Correct Supply and Downtime Cost

In a crushing-screening plant, the failure of the crusher motor means the entire line stops. In mining and stone-crushing operations, downtime can mean direct production loss and contractual penalties. For this reason, in double roll crusher motor supply, fast procurement and a backup strategy are as decisive as the correct technical selection.

  • Spare motor: On critical crusher lines, a spare motor or critical spare-part stock reduces downtime risk.
  • Equivalent selection from the nameplate: If you are replacing an existing motor, we can quickly match an equivalent motor using the power, speed, frame and mounting information on the nameplate.
  • Stock delivery: By keeping heavy-duty motors in stock, we aim to bring the line back up as quickly as possible in case of failure.
  • Commissioning: Alignment, vibration checking and first-run support are important for the long life of the crusher motor.

At HEM Motor we offer cast iron bodied, high-torque, heavy-duty motors for stone-crushing and mining plants in our stone-crushing and screening plant motors product family. To select the crusher motor's kW according to crusher type, our crusher motor kW selection article guides you. For current electric motor prices, stock and lead time, our quotation process responds quickly.

Double roll crusher field installation motor drive in a mining plant

Frequently Asked Questions

Why is high torque important in a double roll crusher motor?

A double roll crusher can be restarted while there is material between the cylinders; this loaded start requires high starting torque. In addition, large and hard pieces create sudden load increases during operation. For the motor to handle these impacts without dropping its speed too much, it must have sufficient overload capacity and a torque class suited to the load. A low-torque motor cannot move a loaded crusher or overheats and stops.

Which IP protection class is needed in a double roll crusher motor?

Mining and stone-crushing plants are intensely dusty and humid environments. In these conditions IP55 protection is standard; in harsher, continuously dusty sites we recommend IP56 and above. Dust can overheat the motor by clogging the cooling fan and body fins; therefore correct IP selection and regular cleaning are critical. A cast iron body is far safer against impact and vibration in field conditions.

How can I reduce downtime cost in a crusher motor failure?
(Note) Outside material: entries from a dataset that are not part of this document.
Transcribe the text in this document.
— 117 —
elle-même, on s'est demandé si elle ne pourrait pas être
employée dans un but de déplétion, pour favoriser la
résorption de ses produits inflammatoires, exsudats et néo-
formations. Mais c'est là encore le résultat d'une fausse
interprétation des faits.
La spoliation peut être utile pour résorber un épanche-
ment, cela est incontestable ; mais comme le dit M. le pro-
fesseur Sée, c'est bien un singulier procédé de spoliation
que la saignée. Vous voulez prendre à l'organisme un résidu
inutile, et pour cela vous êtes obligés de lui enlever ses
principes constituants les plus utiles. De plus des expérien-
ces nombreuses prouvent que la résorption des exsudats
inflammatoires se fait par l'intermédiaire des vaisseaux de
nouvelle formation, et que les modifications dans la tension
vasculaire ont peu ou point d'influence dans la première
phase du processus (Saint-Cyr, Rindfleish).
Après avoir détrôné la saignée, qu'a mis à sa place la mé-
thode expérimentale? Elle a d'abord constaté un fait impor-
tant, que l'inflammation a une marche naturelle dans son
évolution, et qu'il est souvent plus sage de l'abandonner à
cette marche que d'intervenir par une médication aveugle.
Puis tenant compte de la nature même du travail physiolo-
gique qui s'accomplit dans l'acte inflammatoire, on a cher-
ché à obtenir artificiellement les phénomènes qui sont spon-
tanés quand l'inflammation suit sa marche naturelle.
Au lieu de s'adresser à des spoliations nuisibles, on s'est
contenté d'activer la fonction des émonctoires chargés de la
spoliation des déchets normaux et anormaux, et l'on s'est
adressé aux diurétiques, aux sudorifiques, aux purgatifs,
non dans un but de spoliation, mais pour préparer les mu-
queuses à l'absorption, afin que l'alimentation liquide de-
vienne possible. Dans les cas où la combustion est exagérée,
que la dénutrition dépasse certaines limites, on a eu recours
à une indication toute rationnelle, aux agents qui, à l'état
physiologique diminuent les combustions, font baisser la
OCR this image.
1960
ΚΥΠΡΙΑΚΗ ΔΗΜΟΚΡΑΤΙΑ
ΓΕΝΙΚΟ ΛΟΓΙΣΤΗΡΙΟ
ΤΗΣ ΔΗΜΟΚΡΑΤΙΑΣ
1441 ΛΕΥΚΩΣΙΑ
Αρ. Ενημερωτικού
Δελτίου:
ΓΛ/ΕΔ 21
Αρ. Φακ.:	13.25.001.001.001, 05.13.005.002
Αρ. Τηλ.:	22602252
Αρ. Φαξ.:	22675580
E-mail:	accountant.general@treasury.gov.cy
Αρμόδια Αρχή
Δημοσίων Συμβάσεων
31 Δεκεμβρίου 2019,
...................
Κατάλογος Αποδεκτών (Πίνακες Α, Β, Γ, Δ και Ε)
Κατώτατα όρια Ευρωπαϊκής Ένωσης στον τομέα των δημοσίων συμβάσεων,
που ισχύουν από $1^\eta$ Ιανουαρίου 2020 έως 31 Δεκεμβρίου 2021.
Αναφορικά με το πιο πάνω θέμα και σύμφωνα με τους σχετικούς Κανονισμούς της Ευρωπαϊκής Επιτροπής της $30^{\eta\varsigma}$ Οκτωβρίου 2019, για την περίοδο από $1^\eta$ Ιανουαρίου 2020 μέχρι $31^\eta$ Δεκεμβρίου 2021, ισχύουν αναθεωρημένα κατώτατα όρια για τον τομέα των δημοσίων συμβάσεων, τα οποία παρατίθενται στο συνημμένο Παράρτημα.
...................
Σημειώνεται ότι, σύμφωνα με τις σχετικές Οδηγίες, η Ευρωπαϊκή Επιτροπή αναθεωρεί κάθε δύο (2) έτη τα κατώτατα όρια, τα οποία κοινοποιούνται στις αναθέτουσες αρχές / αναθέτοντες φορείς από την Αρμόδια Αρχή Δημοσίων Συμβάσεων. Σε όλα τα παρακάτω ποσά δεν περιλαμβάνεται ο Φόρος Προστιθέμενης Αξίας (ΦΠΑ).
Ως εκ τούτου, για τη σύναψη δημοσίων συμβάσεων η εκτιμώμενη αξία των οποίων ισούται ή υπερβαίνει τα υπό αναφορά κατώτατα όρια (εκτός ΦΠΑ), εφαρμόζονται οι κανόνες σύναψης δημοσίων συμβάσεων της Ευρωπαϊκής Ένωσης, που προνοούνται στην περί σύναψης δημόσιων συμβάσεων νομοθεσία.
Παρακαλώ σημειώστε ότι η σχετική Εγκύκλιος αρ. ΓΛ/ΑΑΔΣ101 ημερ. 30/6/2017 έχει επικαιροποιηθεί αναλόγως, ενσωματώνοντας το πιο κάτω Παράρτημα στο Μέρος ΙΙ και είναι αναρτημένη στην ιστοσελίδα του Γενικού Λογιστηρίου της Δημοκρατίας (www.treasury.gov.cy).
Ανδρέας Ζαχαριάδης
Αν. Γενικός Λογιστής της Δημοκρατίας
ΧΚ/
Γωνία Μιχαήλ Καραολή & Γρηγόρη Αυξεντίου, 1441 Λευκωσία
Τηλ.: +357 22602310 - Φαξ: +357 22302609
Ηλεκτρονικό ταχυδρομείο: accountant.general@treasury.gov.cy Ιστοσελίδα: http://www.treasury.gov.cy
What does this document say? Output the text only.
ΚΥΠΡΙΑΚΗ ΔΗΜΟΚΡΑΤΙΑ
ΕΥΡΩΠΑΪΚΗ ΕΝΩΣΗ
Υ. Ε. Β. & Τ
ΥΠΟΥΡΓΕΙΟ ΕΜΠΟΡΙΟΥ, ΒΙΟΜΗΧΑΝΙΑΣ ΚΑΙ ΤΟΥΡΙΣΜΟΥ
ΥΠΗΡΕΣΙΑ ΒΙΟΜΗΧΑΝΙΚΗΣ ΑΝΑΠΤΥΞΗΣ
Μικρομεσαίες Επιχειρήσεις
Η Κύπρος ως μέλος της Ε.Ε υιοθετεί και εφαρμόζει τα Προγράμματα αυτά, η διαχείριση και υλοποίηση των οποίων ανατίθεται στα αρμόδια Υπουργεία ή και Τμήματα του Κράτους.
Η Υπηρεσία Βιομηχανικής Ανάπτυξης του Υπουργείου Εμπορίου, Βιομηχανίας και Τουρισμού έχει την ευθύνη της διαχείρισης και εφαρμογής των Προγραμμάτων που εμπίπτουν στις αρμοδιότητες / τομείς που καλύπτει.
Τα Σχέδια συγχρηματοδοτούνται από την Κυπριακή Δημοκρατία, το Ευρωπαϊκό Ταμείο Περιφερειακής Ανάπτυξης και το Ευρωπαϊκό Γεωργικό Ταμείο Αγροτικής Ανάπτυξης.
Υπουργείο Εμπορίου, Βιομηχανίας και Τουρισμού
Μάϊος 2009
A crusher motor failure stops the entire line and causes direct production loss in mining/stone-crushing operations. The most effective way to reduce downtime risk is to keep a spare motor or critical spare parts on critical lines. When replacing an existing motor, quickly matching an equivalent motor using the nameplate information brings the line back up rapidly. By keeping heavy-duty motors in stock, we aim to provide fast supply in case of failure.